I've read it over and over and over again. In the morning on the way to work. Driving home from an appointment with my doctor. When I'm lonely and wishing Grant was there driving instead of me.
And it speaks to my heart and mind every time.
I first read Jeremiah 17:7-8 during the season of Lent. It was in a devotional I was using and the words were just what I needed that day. I tore the page out (don't worry, the devotional was just for 2009!) and posted it on the dashboard in my car to remind me of God's promises in that passage.
And now I realize the words weren't just what I needed that day...but words that I need every day.
Blessed is the man who trusts in the Lord
Ah, that word 'trust.' Such a difficult thing for us as humans, whether it be trust in one other or trust in the One above. Why is that? Are we afraid that to trust another means to become vulnerable, to risk our well-being (and fragile emotions!) to someone besides ourselves? Yet despite what it seems, to surrender that control to the Lord, to humbly admit we can't do it on our own, brings such peace--and blessings, as the verse says.
Whose hope is the Lord
Hope is one of my favourite words. The true meaning of it is so deep, so rich. Hope brings meaning and purpose to life. To hope means to hold on to the belief that good things are coming, that God has a good plan even if it's not like our plan.
He is like the tree planted besides the waters, that stretches out its roots to the stream
When I choose to trust in the Lord and let Him be my hope, I am stretching out my roots to His waters of grace, quenching my thirsty soul.
It fears not the heat when it comes, its leaves stay green
Trust and hope dispel fear.
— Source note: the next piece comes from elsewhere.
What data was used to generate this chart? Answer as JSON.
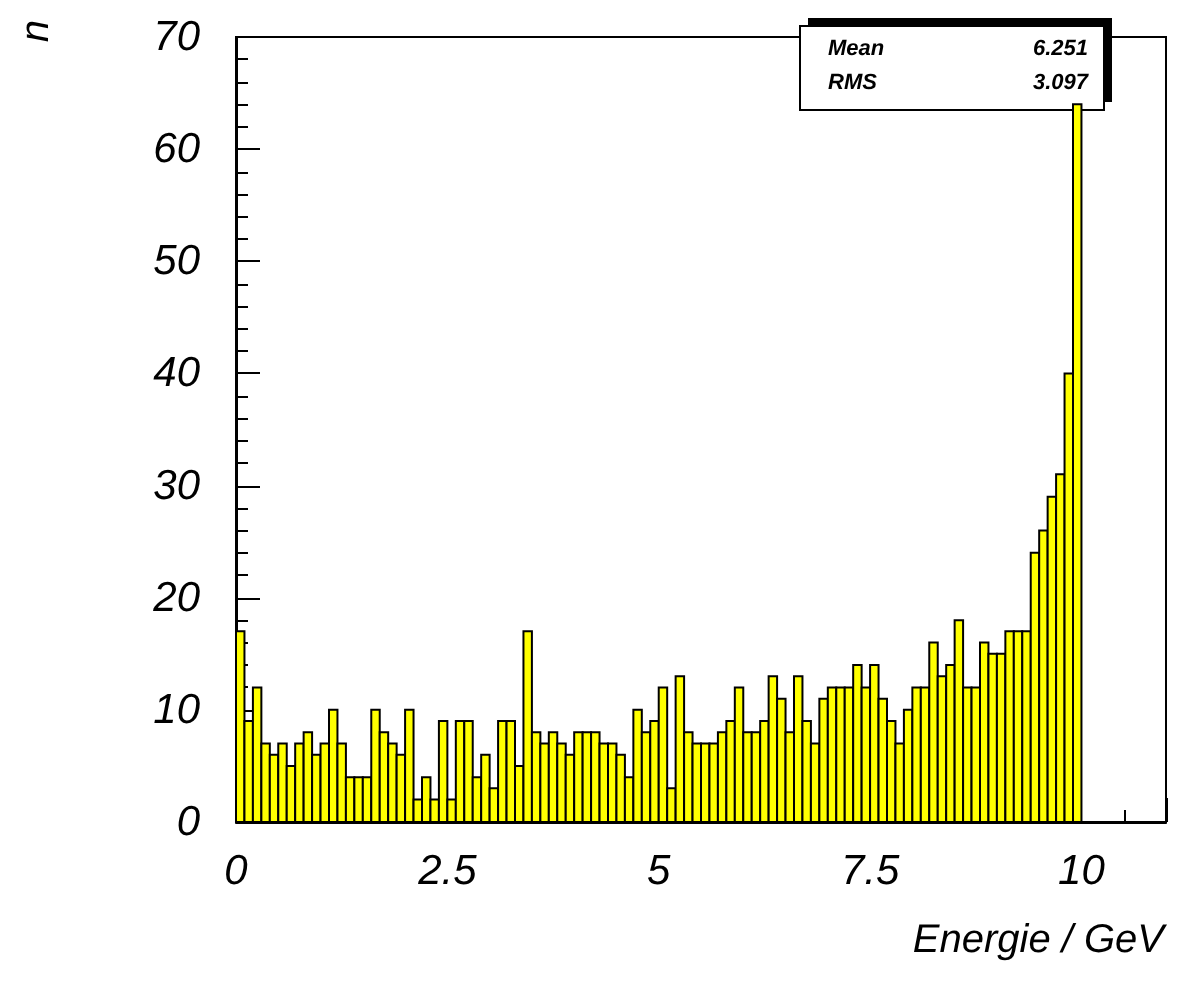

When we place our trust in God, not in a certain outcome, we know that no matter what happens, He is still God our Father with a good plan for His children. When the heat of difficulties come, we can withstand the fire and come out with new growth.
In the year of drought it shows no distress, but still bears fruit.
In times of waiting or even in times when I see nothing coming of my efforts to become who I want to be, I can wait patiently. I can continue to serve the Lord the best I am able, trusting He is working in my life quietly, and that someday I will see the fruits of this season.